Every dog has its day at the gallery (and cats too)

It's raining cats and dogs in a new exhibition at the National Gallery of Victoria. (Joel Carrett/AAP PHOTOS)

Regardless of how you feel about galleries, it's the purr-fect art exhibition for animal lovers.

Cats and Dogs at the National Gallery of Victoria delineates the animal divide in a very literal way - on one wall there's art with cattitude, while the opposite side of the gallery has gone to the dogs.

"We wanted that conflict, well, not conflict... but that healthy rivalry," said NGV international art curator Laurie Benson.

Benson carries an image of his all-time favourite pet feline Byron (named for the poet) on his security lanyard, and showed off a picture of his two glaring moggies Sirocco and Madison.

"Every half hour before dinner my partner and I get that, it is literally a death stare," he told AAP.

Applying an intense gaze to the exhibition reveals the biggest names in the art world were inspired by our furry friends, from Rembrandt to Goya and Dürer, to Pierre Bonnard, David Hockney and Jeff Koons, and Australians Charles Blackman, Grace Cossington Smith and Nora Heysen. 

Artworks on display at the NGV's Cats and Dogs
The exhibition covers the representation of cats and dogs, from old masters to pop artists.

Benson's co-curator Imogen Mallia-Valjan, the owner of a 10-year-old rescue greyhound named Stipe, may be on the opposing side of the cat/dog divide, but both agree it's a show the public will love.

"I think it'll get in a whole different range of people who love art, who maybe aren't that sure about what art entails in a gallery, but love cats and dogs," she said.

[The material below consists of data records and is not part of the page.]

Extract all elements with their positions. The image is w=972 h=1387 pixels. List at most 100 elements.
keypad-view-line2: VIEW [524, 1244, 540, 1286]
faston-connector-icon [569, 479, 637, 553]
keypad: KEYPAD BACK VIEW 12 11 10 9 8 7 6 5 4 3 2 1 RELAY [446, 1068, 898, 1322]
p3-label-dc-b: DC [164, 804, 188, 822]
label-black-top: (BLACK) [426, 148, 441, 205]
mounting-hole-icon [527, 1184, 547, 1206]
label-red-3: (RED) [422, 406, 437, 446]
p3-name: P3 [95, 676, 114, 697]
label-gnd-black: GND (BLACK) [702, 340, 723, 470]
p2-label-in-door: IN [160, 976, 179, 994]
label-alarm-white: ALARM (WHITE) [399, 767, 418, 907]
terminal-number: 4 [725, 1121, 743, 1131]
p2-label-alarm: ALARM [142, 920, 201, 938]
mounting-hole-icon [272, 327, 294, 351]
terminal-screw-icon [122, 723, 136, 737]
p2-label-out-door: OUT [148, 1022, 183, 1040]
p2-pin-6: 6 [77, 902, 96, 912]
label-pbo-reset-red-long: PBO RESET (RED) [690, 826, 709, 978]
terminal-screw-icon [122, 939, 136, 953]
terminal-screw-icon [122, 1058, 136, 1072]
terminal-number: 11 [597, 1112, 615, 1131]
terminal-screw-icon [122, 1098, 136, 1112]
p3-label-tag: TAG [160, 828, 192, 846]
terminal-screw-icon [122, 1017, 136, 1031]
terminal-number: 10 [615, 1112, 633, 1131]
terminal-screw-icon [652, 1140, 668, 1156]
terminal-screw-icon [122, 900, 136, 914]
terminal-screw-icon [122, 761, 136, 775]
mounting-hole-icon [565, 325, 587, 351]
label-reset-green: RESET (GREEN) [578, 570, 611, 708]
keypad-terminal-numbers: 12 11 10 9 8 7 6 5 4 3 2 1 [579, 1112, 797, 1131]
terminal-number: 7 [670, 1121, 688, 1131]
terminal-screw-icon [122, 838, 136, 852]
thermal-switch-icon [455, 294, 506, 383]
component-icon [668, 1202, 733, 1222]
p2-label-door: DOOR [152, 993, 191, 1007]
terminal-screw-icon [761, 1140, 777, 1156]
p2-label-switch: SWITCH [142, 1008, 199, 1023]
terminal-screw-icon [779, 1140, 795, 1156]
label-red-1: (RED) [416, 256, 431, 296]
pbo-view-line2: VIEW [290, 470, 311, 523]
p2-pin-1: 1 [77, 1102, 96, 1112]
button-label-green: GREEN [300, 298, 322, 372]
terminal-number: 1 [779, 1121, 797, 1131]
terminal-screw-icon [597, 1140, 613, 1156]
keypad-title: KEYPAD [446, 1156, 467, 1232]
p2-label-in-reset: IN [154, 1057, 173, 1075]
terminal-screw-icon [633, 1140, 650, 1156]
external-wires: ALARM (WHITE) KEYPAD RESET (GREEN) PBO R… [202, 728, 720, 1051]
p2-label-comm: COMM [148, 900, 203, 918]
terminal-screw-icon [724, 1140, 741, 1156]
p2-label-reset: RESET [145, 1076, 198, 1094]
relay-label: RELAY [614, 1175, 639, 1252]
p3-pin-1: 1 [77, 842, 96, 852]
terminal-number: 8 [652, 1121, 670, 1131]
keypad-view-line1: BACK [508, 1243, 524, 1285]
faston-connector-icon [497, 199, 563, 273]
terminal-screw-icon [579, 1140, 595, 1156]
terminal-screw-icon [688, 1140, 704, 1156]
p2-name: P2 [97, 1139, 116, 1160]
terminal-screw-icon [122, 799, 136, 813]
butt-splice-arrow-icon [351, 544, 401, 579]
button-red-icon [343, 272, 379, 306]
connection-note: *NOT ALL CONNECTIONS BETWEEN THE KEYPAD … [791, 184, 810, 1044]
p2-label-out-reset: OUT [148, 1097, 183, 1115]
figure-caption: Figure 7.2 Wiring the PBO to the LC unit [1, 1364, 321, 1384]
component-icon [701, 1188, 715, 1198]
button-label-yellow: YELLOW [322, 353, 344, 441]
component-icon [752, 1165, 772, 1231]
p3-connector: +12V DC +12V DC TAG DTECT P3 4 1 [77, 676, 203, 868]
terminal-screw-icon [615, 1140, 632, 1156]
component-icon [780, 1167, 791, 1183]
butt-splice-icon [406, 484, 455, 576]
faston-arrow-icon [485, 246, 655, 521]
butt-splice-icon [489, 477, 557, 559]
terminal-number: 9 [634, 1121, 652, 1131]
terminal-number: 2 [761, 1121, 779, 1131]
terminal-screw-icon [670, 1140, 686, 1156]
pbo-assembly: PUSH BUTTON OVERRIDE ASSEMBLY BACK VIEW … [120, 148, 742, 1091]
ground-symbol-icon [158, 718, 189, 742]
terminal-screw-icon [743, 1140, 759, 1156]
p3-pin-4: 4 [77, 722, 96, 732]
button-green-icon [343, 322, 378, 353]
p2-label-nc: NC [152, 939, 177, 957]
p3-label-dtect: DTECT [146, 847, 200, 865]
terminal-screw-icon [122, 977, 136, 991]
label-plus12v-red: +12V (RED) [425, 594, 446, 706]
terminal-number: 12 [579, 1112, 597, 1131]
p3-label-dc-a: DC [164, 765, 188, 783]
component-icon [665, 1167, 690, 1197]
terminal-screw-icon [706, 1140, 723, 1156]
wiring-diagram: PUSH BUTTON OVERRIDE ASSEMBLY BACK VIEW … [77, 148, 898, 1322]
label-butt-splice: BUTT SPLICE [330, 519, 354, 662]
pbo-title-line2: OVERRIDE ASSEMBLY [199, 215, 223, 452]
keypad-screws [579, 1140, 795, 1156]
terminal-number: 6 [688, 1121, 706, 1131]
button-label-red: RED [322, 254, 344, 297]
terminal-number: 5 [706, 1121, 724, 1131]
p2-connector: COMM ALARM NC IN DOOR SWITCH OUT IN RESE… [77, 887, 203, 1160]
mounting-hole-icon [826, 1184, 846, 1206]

It might seem an unserious subject for an institutional gallery exhibition, but through the 250 works on show, it turns out art has much to say about how working dogs became lapdogs, and how cats became domesticated and then went on to enter the realm of the gods as Divine Felines.

Artworks at Cats & Dogs, an NGV exhibition
The works celebrate the relationship between humans and cats and dogs throughout history.

Religious art featuring dogs suggests congregations should emulate their devoted natures, while an Albrecht Dürer engraving of Adam and Eve shows a cat on the scene of the forbidden fruit, secretly waiting for its chance to chase a mouse as soon as humanity falls into sin.

Many artworks will be instantly recognisable, among them Alexandre Steinlen's iconic 1896 art nouveau poster Chat Noir, originally a night club advertisement for the Black Cat cafe in Paris, and a recent acquisition for the gallery.

There's some of the earliest cartoon merchandising in the shape of a papier mache Felix the Cat - the cartoon character created in 1919 by Australian animator Pat Sullivan, alongside a 1922 black and white film of Felix getting into strife.

At the entrance to the show is the latest ceramic artwork by Vipoo Srivilasa completed just weeks ago, a scene of two flower-covered male figures, each with a gilded cat, a faithful dog at their feet. 

There's contemporary fashion too, with designs by the late Alexander McQueen, Di$count Univer$e, and Romance was Born.

The show has been a buzz to put together, said Benson, and a chance to draw on never-before-seen artworks from the permanent collection.

(NGV curators, newly attuned to the presence of animals in the collection, are even now uncovering items to include in the show).

While the exhibition design features paw prints on the floor and seats with tails, Benson warns animals must stay home.

"What a dog is going to get out of an art exhibition is beyond my comprehension - please do not bring your cats and dogs," he said.

Instead, gallery-goers can upload a snap of their favourite pet, choose a frame, and see an image of their beloved animal projected onto the gallery wall. Meow!

The exhibition opens Friday at The Ian Potter Centre: NGV Australia in Fed Square.